Sumur bundar ini menjadi bagian yang paling aku sukai dari desaku. Tapi itu kemarin. Sebelum semuanya menjadi berubah. Tiba-tiba saja orang-orang di desaku sangat beriman dan jadi sangat takut dengan agamanya. Mandi di tempat terbuka itu katanya akan mengundang syahwat laki-laki dan bisa mengakibatkan kejahatan seksual. Padahal selama ibu-ibu mandi di sumur bundar itu palingan anjing kampung saja yang akan membuat mereka terancam.  Dan tiba-tiba saja dalam kemasan seperti itu sumur bundar  katanya udah ketinggalan zaman dan sudah  kalah pamer dengan air ledeng yang lebih banyak mengeluarkan angin dari pada air setelah itu di bayar lagi. Tiba-tiba saja gadis desa menjadi sangat malu untuk menimba dan mengangkat air. Pikirnya “Gengsi dong” padahal keseksian itu bukan di lihat dari tampilan “gengsi” itu. Bagiku perempaun yang dapat membawa tiga ember air dalam satu kali jalan selalu punya daya tarik tersendiri, itu baru namanya perempuan yang seksi. Gadis-gadis desaku tiba-tiba saja menganggap keseksian itu adalah bentuk tubuh, semakin kurus maka akan semakin seksi. Kuku yang di cat merah macam kuku dracula, itu di anggap cantik. Lalu dengan alasan perawatan jadi malas untuk membersihkan rumah.

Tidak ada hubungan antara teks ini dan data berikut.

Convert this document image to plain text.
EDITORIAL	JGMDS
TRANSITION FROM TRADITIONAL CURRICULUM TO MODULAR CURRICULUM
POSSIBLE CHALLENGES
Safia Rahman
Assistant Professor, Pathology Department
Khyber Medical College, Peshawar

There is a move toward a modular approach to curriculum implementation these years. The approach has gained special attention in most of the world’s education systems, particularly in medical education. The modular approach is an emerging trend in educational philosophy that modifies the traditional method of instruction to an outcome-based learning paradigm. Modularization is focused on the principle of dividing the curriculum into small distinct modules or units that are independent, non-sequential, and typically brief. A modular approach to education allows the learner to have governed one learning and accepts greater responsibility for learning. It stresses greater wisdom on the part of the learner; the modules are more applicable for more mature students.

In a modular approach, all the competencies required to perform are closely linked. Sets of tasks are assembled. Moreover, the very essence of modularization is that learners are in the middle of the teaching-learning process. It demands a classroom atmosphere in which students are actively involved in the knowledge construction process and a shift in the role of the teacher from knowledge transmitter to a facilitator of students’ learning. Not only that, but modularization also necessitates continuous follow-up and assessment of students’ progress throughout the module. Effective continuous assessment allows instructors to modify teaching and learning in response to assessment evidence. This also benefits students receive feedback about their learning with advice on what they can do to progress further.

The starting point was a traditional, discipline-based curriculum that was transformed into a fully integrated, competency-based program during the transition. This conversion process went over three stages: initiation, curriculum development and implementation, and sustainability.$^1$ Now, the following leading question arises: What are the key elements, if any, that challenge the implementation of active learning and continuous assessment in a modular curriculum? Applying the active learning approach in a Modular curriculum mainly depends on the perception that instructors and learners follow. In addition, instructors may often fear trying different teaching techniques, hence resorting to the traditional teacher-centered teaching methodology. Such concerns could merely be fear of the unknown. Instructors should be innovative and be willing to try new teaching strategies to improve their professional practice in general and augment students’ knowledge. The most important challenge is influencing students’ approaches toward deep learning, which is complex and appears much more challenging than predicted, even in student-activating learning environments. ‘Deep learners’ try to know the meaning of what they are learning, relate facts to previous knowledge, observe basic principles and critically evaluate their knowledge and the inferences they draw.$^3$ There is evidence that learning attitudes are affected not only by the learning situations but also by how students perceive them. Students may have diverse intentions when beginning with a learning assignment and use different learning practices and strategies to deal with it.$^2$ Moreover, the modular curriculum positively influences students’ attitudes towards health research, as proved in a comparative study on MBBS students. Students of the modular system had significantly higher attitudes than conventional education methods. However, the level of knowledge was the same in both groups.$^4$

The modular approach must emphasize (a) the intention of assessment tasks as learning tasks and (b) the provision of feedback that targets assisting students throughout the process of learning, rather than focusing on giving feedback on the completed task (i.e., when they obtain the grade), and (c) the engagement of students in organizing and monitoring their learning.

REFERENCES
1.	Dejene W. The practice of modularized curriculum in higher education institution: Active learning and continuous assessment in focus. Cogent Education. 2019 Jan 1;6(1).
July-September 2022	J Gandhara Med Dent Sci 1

Sumur bundar itu sekarang telah hilang peminat, membisu dan terkenang dengan konferensi yang dulu berlangsung sangat seru. airnya jadi berwarna dan berbau tidak sedap, dan hanya di jadikan sebagai tempat mandinya hewan-hewan ternak. Dan terakhir kudengar. Sumur bundar itu akan terancam hilang dari desaku. Karena beton-beton semen perusahaan sudah membeli tanah itu. kenangan tentang sumur bundar itu setidaknya menghiburku. Mungkin saja desa di belahan bumi lain masih dapat menikmati pemandangan sumur semacam sumur bundar desaku. Dan belum tersentuh doktrin “jika negara ingin maju maka ekonomi negara harus terus meningkat” tetapi  lupa dengan keindahan bangsa dan negaranya.